Met vallen en opstaan en met hulp van de mensen die ze tegenkomt leert Rifka weer meer van zichzelf te houden, en haar eigen weg te vinden.
‘De postbesteller wist wat zijn komst teweeg kon brengen, Brieven brengen bijna altijd voorspoed of onheil. De wissewasjes van het leven verdienen nu eenmaal geen postzegel.’
Zes broers worden opgeroepen om dienst te nemen in het leger. Op weg naar het front moeten ze zich melden bij een grenspost. Geschikte giften of geld om de grens te kunnen passeren, bezitten de broers niet. Verhalen kennen ze echter in overvloed. Verhalen over een behekst meer, over een poppenspeler die over lijken gaat om succes te hebben en over een jongeman die zo mooi is, dat de mannen uit zijn dorp hem van pure jaloezie het liefst een kopje kleiner maken. De broers vertellen en vertellen alsof er een leven van af hangt. En dat is ook zo.
‘Ik schud mijn hoofd. Knijp in mijn broek. Alles is al geregeld en ik kan er niks meer aan veranderen. Ik moet naar een vetkamp.’
Social death!
Dat vindt Sarah (14) van het afvalkamp dat haar ouders voor haar hebben geregeld.
Maar als ze slank wordt zou dat eigenlijk wel AL haar problemen oplossen. Dus wat als het kamp nou eens doet wat het belooft? Dan ziet Lucas haar misschien eindelijk staan…
En niemand hoeft er toch iets van te weten?
‘Hij wilde het kussen dat achter zijn bed was gevallen oprapen toen hij ineens een papiertje zag liggen. Een rilling liep over zijn rug toen hij het opraapte. ‘Vertrouw niemand’, stond erop geschreven. Het handschrift leek verdacht veel op de bloederige letters op het bord.’

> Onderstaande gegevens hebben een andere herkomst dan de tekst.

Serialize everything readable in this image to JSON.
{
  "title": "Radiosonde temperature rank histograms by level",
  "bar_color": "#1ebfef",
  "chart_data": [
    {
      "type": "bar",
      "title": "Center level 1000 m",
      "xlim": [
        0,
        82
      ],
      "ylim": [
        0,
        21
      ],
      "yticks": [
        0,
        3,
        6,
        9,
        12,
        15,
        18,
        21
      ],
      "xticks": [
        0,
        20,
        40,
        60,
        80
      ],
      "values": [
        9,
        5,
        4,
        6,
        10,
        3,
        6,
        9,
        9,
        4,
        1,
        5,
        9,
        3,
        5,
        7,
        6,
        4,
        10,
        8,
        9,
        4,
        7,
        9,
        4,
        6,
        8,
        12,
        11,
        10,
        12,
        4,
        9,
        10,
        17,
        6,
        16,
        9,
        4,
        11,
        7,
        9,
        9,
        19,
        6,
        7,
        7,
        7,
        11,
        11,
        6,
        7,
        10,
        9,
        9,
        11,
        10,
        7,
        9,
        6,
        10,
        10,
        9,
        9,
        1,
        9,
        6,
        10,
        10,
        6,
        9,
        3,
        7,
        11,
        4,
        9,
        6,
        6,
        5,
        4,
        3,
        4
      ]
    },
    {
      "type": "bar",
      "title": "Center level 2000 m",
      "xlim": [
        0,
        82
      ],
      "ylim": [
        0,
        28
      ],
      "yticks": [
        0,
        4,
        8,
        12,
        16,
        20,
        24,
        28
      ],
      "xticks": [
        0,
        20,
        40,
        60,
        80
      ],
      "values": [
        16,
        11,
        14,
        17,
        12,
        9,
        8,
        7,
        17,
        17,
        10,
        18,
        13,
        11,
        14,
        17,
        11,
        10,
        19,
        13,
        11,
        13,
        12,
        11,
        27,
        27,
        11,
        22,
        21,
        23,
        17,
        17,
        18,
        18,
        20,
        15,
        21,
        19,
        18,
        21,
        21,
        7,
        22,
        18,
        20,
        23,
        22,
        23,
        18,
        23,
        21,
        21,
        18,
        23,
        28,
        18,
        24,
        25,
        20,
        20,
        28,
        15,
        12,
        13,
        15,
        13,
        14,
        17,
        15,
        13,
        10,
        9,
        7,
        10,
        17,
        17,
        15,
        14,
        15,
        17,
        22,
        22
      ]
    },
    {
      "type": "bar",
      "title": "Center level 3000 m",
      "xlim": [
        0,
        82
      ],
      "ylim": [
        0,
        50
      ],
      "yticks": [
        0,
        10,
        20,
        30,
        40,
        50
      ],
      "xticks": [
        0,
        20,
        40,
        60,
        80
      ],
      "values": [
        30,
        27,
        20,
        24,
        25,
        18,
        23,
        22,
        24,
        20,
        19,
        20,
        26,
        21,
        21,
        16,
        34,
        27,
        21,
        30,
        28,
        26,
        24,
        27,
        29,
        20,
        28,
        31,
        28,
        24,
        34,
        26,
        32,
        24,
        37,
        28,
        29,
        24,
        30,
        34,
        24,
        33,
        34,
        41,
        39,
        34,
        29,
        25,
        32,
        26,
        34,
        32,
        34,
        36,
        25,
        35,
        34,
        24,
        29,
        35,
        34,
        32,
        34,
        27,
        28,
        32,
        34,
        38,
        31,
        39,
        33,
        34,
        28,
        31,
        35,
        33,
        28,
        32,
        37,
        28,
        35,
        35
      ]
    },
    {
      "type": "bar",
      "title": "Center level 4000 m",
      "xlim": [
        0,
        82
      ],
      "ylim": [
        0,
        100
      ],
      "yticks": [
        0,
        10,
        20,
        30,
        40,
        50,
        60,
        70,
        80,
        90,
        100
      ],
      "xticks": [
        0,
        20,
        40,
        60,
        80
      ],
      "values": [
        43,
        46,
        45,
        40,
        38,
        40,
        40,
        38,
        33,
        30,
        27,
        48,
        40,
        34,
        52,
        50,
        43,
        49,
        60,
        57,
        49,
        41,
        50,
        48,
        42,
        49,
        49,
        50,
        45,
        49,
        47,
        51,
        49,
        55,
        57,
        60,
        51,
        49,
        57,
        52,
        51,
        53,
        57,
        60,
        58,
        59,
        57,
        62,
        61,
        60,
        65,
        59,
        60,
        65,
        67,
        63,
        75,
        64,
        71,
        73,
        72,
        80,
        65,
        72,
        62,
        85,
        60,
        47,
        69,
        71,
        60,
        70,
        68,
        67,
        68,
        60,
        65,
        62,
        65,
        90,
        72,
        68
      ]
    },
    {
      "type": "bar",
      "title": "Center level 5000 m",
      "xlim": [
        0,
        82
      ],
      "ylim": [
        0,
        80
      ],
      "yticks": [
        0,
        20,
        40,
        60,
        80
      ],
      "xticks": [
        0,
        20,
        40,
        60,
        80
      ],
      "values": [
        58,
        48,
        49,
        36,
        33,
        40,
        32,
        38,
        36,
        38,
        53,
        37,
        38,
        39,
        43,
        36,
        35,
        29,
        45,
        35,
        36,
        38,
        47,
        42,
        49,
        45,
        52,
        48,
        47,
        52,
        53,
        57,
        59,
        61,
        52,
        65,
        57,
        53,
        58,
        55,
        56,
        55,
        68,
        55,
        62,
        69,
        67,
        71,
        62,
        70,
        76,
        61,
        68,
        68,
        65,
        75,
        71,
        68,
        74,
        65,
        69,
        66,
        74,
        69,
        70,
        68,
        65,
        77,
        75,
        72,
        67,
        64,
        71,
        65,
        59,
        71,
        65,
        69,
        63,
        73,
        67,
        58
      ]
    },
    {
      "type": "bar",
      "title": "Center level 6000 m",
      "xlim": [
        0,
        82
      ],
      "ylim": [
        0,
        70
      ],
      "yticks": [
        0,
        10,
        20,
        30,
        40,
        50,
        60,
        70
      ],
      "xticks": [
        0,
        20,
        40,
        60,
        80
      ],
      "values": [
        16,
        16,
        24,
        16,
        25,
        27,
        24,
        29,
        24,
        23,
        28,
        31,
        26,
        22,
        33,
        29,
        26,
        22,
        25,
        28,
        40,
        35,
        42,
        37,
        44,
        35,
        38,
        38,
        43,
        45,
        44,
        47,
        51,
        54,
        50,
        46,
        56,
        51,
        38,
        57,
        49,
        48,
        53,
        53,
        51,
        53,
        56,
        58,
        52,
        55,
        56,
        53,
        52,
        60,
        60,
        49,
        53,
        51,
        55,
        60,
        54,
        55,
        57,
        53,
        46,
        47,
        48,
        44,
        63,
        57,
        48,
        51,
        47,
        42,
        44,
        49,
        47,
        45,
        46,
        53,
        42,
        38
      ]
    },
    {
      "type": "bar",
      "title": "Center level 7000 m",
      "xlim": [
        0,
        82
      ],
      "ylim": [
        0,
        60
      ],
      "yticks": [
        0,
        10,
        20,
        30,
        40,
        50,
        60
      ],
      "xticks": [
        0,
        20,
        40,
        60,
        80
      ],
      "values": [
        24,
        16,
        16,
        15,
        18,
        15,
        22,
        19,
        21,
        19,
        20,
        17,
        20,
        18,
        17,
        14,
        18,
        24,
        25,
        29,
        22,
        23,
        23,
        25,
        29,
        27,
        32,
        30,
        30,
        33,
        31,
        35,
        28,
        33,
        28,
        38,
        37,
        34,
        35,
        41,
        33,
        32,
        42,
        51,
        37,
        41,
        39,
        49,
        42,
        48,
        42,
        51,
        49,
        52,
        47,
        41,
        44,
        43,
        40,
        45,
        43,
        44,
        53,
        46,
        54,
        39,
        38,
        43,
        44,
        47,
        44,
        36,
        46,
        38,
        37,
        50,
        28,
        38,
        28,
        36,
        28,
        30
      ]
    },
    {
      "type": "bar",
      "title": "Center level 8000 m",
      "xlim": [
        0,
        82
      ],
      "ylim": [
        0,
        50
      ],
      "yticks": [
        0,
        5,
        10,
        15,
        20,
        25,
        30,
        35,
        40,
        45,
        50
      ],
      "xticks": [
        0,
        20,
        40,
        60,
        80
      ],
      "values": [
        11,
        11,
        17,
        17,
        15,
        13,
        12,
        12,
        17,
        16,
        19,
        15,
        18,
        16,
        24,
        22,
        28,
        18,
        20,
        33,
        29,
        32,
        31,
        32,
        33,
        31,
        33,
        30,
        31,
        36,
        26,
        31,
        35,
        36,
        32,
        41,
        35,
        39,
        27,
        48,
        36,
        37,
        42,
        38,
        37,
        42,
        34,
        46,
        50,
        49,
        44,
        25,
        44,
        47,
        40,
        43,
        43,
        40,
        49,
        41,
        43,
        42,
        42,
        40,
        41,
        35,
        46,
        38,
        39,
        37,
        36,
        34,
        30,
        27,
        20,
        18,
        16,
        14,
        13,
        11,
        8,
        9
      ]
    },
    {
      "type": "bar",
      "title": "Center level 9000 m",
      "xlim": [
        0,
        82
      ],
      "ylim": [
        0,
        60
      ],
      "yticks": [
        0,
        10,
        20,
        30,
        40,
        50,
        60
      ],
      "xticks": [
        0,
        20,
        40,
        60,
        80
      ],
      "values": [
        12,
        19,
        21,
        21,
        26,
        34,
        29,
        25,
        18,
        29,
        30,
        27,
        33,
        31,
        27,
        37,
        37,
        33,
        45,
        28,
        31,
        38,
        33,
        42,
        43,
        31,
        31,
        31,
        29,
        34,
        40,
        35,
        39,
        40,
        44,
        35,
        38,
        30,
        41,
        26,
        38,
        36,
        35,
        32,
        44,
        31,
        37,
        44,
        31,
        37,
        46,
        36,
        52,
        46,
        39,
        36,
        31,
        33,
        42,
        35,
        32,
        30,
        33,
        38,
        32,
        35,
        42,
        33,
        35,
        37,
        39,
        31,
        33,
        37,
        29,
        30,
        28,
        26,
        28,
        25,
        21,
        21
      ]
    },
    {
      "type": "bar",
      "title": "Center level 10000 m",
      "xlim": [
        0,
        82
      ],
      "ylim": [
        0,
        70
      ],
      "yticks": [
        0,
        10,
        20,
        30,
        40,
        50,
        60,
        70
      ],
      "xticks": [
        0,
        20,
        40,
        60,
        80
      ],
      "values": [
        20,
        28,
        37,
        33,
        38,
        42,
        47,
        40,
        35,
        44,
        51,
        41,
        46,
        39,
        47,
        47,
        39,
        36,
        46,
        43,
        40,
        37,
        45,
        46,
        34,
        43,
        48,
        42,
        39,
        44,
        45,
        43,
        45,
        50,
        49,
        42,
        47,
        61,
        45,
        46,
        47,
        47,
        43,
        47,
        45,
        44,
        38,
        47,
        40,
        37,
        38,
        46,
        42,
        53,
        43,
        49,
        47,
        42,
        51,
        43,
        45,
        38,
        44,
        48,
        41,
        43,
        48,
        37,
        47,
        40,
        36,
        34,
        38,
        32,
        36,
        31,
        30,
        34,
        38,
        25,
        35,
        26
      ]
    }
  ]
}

Na het overlijden van zijn moeder verdwaalt Jelmer het liefst in boeken van Harry Potter en In de ban van de ring om geen pijn te hoeven voelen. Maar dan wordt hij naar zomerkamp Elmwood gestuurd. Al snel komt hij erachter dat zijn medebewoners iets voor hem verborgen houden en dat er een duister geheim schuilt in Elmwood. Een kwaad ontwaakt …
‘Het was een ongeluk. Dat wist hij zeker, al was er geen duidelijkheid over wat er precies gebeurd was. Niemand had haar namelijk in het verblijf van de hyena’s zien vallen.’
Tristans klasgenote Lisa is zwaargewond geraakt door in Beekse Bergen in het hyenaverblijf te vallen. Alles wijst op een ongeluk, tot een bekende afzender Tristan een foto stuurt met een boodschap die iets anders doet vermoeden. Even later laat diezelfde onbekende hem weten dat ook de dood van Tristans broer én Lisa’s vriend Benjamin, die onlangs verdronken is, geen ongeluk was. Tristan gaat op onderzoek uit en stuit op allerlei geheimen. Er blijken drugs in het spel te zijn. Krijgt Tristan de waarheid boven tafel? En moet hij ook vrezen voor zijn leven?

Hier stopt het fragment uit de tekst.